B. ??????????????Methodology to Inquire Railway Station Timetable
The Timetable API service's sequence diagram is shown in the figure that may be seen below. The "showTimeTable" method will be invoked  when the user clicks on a specific railway station on the table. This method will send an asynchronous get request to the SNCF API gateway, providing that portal with the branch code of the station that was chosen . This single station's schedule will be returned by the SNCF service (not the schedule for all stations) . The user will be presented with the result that was obtained. After then, the findings will be sent to the programme running on the server. This information is going to be saved in the GraphDB as an RDF Blank-node . If everything works out as planned, the server application will provide the front application with a response with the status code 200 .
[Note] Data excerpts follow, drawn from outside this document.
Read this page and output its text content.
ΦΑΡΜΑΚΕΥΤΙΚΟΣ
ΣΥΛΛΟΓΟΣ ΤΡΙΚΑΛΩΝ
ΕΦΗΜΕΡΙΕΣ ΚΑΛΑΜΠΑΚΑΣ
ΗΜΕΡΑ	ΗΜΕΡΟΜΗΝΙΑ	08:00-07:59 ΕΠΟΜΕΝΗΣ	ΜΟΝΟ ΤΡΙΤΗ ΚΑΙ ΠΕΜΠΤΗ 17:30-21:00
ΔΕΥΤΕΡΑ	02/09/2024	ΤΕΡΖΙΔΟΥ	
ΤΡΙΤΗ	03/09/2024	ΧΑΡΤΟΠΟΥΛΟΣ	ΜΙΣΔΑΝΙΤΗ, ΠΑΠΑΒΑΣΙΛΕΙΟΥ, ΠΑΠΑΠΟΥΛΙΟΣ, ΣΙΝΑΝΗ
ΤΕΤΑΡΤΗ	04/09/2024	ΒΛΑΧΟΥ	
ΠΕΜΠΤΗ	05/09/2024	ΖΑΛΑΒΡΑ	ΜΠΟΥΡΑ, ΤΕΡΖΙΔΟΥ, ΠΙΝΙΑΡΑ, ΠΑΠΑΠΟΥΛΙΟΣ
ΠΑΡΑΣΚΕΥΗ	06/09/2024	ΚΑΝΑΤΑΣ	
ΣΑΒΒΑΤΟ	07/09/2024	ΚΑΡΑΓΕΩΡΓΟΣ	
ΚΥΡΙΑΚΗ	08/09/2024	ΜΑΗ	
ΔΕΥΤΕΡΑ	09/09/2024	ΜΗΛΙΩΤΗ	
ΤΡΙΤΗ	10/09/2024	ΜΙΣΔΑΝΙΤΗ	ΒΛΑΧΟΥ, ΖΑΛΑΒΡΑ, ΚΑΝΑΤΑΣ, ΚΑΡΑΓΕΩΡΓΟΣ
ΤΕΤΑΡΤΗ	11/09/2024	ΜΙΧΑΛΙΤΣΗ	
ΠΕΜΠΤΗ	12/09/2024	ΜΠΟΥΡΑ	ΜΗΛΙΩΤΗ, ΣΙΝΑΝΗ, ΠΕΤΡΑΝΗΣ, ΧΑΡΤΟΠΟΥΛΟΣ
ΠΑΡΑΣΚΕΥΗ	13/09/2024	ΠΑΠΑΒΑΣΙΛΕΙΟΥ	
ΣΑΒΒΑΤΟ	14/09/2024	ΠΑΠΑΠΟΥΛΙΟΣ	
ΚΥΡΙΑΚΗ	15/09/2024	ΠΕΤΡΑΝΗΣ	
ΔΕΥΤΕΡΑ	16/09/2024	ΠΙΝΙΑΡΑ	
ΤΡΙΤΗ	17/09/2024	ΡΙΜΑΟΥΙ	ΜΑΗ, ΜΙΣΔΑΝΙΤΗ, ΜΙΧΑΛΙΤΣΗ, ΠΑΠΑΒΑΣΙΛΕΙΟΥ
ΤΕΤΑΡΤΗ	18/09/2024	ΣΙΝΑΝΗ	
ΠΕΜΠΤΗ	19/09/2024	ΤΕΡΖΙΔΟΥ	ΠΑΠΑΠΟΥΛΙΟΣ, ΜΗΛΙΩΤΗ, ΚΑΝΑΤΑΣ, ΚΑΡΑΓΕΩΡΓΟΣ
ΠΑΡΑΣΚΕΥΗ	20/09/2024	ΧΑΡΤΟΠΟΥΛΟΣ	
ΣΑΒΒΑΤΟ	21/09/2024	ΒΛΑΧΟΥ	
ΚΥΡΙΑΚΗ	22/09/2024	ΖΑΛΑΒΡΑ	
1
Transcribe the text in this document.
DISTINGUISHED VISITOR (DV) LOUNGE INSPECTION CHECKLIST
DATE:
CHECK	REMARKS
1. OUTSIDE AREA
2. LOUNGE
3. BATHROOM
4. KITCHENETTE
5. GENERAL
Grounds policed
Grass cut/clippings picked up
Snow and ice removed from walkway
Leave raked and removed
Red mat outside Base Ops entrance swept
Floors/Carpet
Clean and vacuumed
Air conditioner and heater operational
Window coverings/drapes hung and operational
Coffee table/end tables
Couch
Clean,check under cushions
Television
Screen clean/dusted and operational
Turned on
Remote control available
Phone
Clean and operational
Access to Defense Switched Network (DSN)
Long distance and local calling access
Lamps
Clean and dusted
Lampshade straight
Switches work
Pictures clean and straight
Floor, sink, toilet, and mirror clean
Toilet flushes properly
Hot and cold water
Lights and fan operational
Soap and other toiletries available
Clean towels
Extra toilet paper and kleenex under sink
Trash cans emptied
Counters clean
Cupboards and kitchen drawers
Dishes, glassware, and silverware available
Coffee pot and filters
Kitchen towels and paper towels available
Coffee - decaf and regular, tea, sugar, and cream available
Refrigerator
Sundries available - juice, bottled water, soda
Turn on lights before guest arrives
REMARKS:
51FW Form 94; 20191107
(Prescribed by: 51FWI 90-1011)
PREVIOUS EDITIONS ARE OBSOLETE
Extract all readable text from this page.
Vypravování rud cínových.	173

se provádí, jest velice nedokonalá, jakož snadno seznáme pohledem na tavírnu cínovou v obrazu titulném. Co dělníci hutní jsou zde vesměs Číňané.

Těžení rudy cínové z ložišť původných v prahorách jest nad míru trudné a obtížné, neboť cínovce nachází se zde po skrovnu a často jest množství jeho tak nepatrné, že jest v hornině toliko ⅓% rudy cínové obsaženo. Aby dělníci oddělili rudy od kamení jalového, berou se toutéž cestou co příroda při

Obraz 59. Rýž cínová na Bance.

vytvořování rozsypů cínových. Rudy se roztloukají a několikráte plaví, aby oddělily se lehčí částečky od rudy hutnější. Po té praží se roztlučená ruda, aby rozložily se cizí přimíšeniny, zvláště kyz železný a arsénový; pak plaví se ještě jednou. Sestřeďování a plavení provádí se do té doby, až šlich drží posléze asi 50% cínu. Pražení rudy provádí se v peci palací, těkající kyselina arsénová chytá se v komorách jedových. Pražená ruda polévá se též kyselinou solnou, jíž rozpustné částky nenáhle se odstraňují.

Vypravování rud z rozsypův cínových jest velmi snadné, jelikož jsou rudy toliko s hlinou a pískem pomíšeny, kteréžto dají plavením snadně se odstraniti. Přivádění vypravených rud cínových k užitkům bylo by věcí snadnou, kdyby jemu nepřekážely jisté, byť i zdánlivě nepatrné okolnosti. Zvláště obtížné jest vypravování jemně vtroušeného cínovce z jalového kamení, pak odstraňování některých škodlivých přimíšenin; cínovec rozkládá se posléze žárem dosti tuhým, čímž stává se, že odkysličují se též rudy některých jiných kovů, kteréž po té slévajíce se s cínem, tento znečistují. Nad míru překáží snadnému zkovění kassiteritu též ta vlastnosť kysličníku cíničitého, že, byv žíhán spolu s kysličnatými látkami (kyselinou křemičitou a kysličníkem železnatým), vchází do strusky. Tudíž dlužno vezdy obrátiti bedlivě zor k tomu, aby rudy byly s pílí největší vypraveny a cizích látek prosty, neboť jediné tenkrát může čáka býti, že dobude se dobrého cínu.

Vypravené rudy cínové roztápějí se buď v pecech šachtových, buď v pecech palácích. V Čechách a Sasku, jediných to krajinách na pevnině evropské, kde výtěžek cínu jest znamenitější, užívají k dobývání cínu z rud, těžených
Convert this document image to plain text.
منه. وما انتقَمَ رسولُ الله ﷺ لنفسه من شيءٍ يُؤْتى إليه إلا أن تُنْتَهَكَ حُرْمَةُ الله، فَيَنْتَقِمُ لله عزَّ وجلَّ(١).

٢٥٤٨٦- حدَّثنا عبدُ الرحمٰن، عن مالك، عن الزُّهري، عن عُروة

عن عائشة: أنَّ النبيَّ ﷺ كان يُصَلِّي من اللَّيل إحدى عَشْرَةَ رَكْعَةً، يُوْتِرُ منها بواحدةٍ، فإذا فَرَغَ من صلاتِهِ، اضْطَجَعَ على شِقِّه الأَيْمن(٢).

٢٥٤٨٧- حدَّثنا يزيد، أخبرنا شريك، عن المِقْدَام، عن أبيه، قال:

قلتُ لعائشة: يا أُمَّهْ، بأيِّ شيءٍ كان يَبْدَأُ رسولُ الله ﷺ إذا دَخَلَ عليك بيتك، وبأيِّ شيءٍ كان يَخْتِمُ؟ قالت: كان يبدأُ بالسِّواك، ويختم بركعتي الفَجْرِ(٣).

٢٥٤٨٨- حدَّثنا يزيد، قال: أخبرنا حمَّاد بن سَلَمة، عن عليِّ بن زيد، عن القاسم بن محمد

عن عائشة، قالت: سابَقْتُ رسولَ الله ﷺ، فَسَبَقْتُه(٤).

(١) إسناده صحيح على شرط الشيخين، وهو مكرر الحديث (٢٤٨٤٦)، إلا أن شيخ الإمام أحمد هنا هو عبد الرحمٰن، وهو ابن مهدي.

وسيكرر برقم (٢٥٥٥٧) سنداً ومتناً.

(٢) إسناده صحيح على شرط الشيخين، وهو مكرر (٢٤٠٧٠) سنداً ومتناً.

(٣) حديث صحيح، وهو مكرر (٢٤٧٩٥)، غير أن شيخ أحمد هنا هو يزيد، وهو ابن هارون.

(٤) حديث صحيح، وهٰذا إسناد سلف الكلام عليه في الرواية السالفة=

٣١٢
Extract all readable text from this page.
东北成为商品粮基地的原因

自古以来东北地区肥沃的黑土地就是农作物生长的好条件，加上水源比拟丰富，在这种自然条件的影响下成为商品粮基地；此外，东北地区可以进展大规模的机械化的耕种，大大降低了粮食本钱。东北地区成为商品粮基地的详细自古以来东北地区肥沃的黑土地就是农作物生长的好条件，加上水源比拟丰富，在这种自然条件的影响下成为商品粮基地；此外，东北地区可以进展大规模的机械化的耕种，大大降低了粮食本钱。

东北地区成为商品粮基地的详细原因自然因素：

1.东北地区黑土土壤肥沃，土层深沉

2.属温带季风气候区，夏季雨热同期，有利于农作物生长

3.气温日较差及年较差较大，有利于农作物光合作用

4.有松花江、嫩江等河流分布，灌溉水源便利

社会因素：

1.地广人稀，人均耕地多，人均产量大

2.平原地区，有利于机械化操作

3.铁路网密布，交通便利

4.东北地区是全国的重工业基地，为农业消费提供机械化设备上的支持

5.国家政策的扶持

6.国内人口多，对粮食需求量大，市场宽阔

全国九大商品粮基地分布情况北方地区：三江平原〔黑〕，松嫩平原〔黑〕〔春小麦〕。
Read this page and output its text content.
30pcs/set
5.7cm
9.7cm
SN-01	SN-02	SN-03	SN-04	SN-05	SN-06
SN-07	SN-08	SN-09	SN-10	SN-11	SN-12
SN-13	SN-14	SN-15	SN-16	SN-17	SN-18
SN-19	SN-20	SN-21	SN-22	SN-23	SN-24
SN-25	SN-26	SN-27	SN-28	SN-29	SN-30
???????C. Methodology to Query Bike Stations real Time Data
The API service sequence diagram for the Rennes bike station is shown in the graphic that may be seen below. The "getAvailability" method will be activated as soon as the user searches for the city of "Rennes" . Using this method will cause an asynchronous GET request to be sent to the Bike station API gateway . The application programming interface for bike stations will provide data on those stations in real time, including the number of bikes available for hire at each of the several bike stations located across the city of Rennes . The received results are going to be forwarded to the application running on the server . This information is going to be saved to the GraphDB in the form of an RDF Blank-node .
If everything works out as planned, the server application will provide the front application with a response with the status code 200 . Then, the front app will once again send an asynchronous GET request to the server application . The "Rennes" city's real-time data will be retrieved from GraphDB by the "Rennes" server application, which will then provide the results. The request will be handled by the programme running on the server, which will then construct the relevant list of items. Then, the front app will get this list after it has been processed . The result will be shown in table  by the front end app.
???????D. Methodology to query Weather Data
The sequence diagram of the Weather API service is shown in the graphic that may be seen below. The "getWeather" method will be activated  whenever the user searches for a certain city. The city coordinates and the city name will be sent in an async get request to the Weather API gateway by this function . The Weather API will provide the current weather conditions as well as an accurate prediction for that specific city . The user will be presented with the result that was obtained. After then, the findings will be sent to the programme running on the server. This information is going to be saved in the GraphDB as an RDF Blank-node . If everything works out as planned, the server application will provide the front application with a response with the status code 200 .
???????E. Methodology to Create a new city RDF Data
Using the graphical user interface, the user would be able to generate fresh data for the city. The user will be asked to enter various data depending on the text fields that are provided, such as the name of the city, the city's IRI, the city's coordinates, and so on. This information will be sent to the programme running on the server . The RDF graph will then be created by the server application based on the data that was provided, and it will be stored in the GraphDB . If everything works out as planned, the server application will reply with a status code of 200, and the user will be presented with a message congratulating them on their achievement.
Copyright © 2022 Abhyas Mall, Shoibam Amritraj, Nitish Hans, J Rakesh. This is an open access article distributed under the Creative Commons Attribution License, which permits unrestricted use, distribution, and reproduction in any medium, provided the original work is properly cited.